Transpression (or transtension) zones of triclinic symmetry: natural example and theoretical modelling

Abstract We describe a natural shear zone with triclinic symmetry, present a general model for triclinic shear zones based on natural examples, and investigate the kinematics and strain geometry within such zones. In the Roper Lake shear zone in the Canadian Appalachians, the orientation of a stretching lineation is oriented approximately down-dip near the shear zone boundary and becomes gradually shallower towards the centre. The structures in the central portion of the shear zone exhibit approximately monoclinic symmetry where the poles to both the S- and C-surfaces, the stretching lineation on the S-surfaces and the striations on the C-surfaces all plot in a great circle girdle.

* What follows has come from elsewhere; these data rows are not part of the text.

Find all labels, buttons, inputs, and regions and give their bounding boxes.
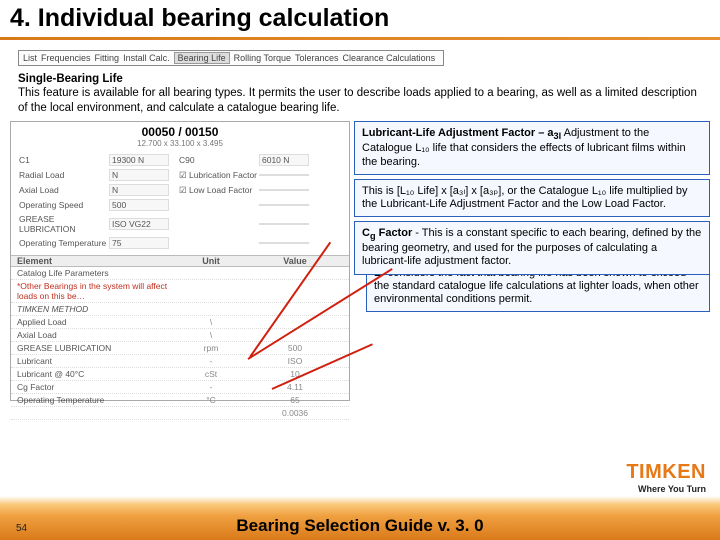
col-value: Value [241, 256, 349, 266]
callout-box: Lubricant-Life Adjustment Factor – a3l A… [354, 121, 710, 175]
table-row: Cg Factor-4.11 [11, 381, 349, 394]
brand-block: TIMKEN Where You Turn [626, 461, 706, 494]
tab-list[interactable]: List [23, 53, 37, 63]
shot-field-row: Operating Temperature75 [19, 237, 341, 249]
shot-field-row: Operating Speed500 [19, 199, 341, 211]
brand-name: TIMKEN [626, 461, 706, 484]
table-rows: Catalog Life Parameters*Other Bearings i… [11, 267, 349, 420]
shot-field-row: Axial LoadN☑ Low Load Factor [19, 184, 341, 196]
screenshot-panel: 00050 / 00150 12.700 x 33.100 x 3.495 C1… [10, 121, 350, 401]
footer-title: Bearing Selection Guide v. 3. 0 [236, 516, 483, 536]
tab-install-calc-[interactable]: Install Calc. [123, 53, 170, 63]
shot-fields: C119300 NC906010 N Radial LoadN☑ Lubricat… [11, 148, 349, 249]
slide-header: 4. Individual bearing calculation [0, 0, 720, 35]
shot-field-row: Radial LoadN☑ Lubrication Factor [19, 169, 341, 181]
table-row: Catalog Life Parameters [11, 267, 349, 280]
tab-rolling-torque[interactable]: Rolling Torque [234, 53, 291, 63]
col-element: Element [11, 256, 181, 266]
tab-fitting[interactable]: Fitting [95, 53, 120, 63]
table-row: 0.0036 [11, 407, 349, 420]
col-unit: Unit [181, 256, 241, 266]
desc-heading: Single-Bearing Life [18, 73, 123, 85]
tab-tolerances[interactable]: Tolerances [295, 53, 339, 63]
shot-title: 00050 / 00150 [11, 122, 349, 139]
callout-box: This is [L₁₀ Life] x [a₃ₗ] x [a₃ₚ], or t… [354, 179, 710, 217]
callout-box: Cg Factor - This is a constant specific … [354, 221, 710, 275]
shot-field-row: C119300 NC906010 N [19, 154, 341, 166]
tab-frequencies[interactable]: Frequencies [41, 53, 91, 63]
tab-bearing-life[interactable]: Bearing Life [174, 52, 230, 64]
table-row: GREASE LUBRICATIONrpm500 [11, 342, 349, 355]
brand-tagline: Where You Turn [626, 484, 706, 494]
callouts: Lubricant-Life Adjustment Factor – a3l A… [354, 121, 710, 401]
shot-subtitle: 12.700 x 33.100 x 3.495 [11, 139, 349, 148]
table-row: Lubricant @ 40°CcSt10 [11, 368, 349, 381]
description: Single-Bearing Life This feature is avai… [0, 72, 720, 121]
footer: 54 Bearing Selection Guide v. 3. 0 [0, 496, 720, 540]
shot-field-row: GREASE LUBRICATIONISO VG22 [19, 214, 341, 234]
tab-strip: List Frequencies FittingInstall Calc. Beari… [18, 50, 444, 66]
table-row: Lubricant-ISO [11, 355, 349, 368]
table-row: *Other Bearings in the system will affec… [11, 280, 349, 303]
header-rule [0, 37, 720, 40]
table-row: Operating Temperature°C65 [11, 394, 349, 407]
table-header: Element Unit Value [11, 255, 349, 267]
table-row: Axial Load\ [11, 329, 349, 342]
page-number: 54 [16, 523, 27, 534]
desc-body: This feature is available for all bearin… [18, 87, 697, 113]
tab-clearance-calculations[interactable]: Clearance Calculations [343, 53, 436, 63]
slide-title: 4. Individual bearing calculation [10, 4, 710, 33]
table-row: TIMKEN METHOD [11, 303, 349, 316]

However, the lineations from the marginal portion do not plot in the same girdle, and the bulk symmetry of the shear zone is triclinic. Theoretical modelling shows that the observed strain geometry can be interpreted by an oblique transpression with a larger ratio of simple shear to pure shear in the centre of the shear zone than in the margin. The latter suggests a higher degree of localization of the zone boundary-parallel movement component relative to the boundary-normal compression component. We emphasize that, as the imposed boundary displacements for most natural shear zones lie between dip-slip and strike-slip, their movement pictures are generally triclinic; monoclinic shear zones are special end members. Structural data that exhibit monoclinic symmetry do not necessarily mean that they resulted from a monoclinic movement picture; the present modelling demonstrates that a triclinic movement picture with a high ratio of boundary-parallel movement to boundary-normal movement can result in apparent monoclinic structural geometry. The results of the modelling also show that the simple statement made for simple shear zones that stretching lineations will align with, and therefore indicate, the shear direction cannot be extrapolated to three-dimensional transpressional (or transtensional) shear zones.